None of it helps resolve the real problems. Like how to quell a toddler tantrum, the stoic refusal of meals, dog/baby coexistence, or how to properly respond when your kid swings into a wall.
And what I’m endeavoring to accomplish with this post is not to help you navigate those moments (you’re on your own there, big guy), but to instead share a few things I’ve learned that have helped make things better. High-altitude, gestalt Dad tricks.
So here we go:
If there’s one thing you take away from this, it should be to remember to stretch. Every. Single. Day.
Now conventional list-making strategy suggests that you put the most important thing at the end. But I don’t want you to miss this if, for whatever reason, you have to stop reading.
Seriously. It’s that important.
Stretch. Every day. Not playing.
You’re going to be bending over to lift your kid out of a crib, off the floor, out of a car seat, etc, and there’s no way to perform that whole “always lift from the legs” safety maneuver.
No, it’s a 90° bend at the waist kind of poor form; one that coquettishly whispers, “you don’t have to do this, you know…” to your back muscles every time.
And now, once you’ve got the kid airborne, you now have to carry them around while trying to accomplish all the other things that you need to do.
Like picking out a Christmas tree, for example.
This inevitably requires a lot of twisting, balancing, and weight correction while your toddler squirms in your arms like a 20 lb. epileptic honey badger. All things that dare your spinal muscles to depart on a non-stop flight to ‘Effthis-istan.
And this says nothing about the time spent sitting, lying, and/or crawling around on the floor, all of which can wreak havoc on unprepared muscles.
“C’mon Daddy! No time to rest! We need to crawl in circles for an hour.”
So yeah, stretch. I take an extra couple minutes after I’m done showering to do arm reaches (both up and down) and then a few gentle twists at the waist. Takes no time at all.

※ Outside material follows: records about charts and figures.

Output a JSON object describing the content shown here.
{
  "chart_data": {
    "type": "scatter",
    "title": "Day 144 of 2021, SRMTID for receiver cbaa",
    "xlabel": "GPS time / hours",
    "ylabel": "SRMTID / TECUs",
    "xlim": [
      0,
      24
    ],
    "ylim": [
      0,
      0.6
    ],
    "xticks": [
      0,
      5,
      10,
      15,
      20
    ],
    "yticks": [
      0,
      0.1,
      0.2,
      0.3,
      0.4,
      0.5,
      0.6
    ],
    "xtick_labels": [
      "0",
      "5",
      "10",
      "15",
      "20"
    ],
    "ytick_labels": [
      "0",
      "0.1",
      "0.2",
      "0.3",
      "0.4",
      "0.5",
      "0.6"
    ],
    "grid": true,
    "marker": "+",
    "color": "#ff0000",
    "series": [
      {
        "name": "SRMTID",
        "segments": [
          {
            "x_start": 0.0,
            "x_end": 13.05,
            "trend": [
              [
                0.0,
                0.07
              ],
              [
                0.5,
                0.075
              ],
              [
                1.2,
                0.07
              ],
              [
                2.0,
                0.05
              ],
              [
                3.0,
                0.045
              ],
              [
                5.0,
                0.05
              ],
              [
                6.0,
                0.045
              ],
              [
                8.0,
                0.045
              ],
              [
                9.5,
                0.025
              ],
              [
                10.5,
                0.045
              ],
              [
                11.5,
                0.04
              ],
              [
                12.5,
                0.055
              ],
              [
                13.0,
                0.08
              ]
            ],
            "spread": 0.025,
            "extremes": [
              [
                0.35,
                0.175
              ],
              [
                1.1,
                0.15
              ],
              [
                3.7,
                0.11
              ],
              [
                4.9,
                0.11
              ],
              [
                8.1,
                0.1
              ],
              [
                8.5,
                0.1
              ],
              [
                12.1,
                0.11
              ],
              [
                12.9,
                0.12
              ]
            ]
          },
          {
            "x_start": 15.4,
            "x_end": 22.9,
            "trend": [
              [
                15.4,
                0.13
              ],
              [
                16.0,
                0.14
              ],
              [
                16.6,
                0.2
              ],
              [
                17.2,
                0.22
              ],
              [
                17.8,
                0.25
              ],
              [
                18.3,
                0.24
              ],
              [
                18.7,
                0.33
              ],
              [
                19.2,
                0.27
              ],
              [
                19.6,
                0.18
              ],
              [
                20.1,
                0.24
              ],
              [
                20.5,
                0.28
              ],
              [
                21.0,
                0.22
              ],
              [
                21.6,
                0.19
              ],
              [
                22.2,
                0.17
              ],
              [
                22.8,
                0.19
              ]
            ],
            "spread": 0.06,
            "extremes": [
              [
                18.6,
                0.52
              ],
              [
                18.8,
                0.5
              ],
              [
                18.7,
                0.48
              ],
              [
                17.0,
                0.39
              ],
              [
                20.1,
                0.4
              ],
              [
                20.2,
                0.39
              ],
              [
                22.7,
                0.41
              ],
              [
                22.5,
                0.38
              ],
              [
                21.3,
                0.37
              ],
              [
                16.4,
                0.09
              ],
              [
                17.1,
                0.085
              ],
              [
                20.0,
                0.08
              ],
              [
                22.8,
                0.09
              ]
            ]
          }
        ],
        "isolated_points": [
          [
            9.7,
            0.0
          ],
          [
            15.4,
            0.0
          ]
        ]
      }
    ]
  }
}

Look, I know. We’re all busy people. Most of the time it feels like we’re Kenyan sprinting through the survival savannah. But you need to take a few minutes to be there when your child goes to bed, or when they get up in the morning. One or the other. (Obviously both is better, but not many of us are that lucky.) Just pick one, and make it a point to rarely, if ever, miss it.
Because the memories of laying your languid, sleeping child down into their bed for the night, or seeing them smile blissfully up at you from the crib in the morning, or catching a few quick snuggles before you both start your days…
These are incredible moments that happen every day, and they’ll carry you through any rough patches that lie ahead.
Also, for dads of kids that are still being breastfed, this a great time to feel less like a walking pressure escape valve, and more like you’re actually a part of your newborn’s daily routine.
It doesn’t make you a bad father to need some time to yourself. Even Superman had a Fortress of Solitude where he could take a quick break from attending to humanity’s piteous cries for help.
“Oh, this one? This is my Xbox crystal.”
The key to this is to MAKE SURE you tell your partner what it is that you’re doing. Something as simple as, “I really just need a few minutes here…” works to let your spouse know that you’ve hit the proverbial wall. Or, if you’re like me, you can fully embrace hyperbole and say things like “If I sit through one more minute of “Squeak,” I’m going to commit a d-Con hate crime.”
Both have the same effect.
Obviously there’s lots more dadvice I could dispense. But most of it is pretty specific and, let’s be honest here, I’ve only been doing this for 15 months. I’m still a rank novice.
But these are a few things that have worked pretty well for me, and so I thought I’d pass them along.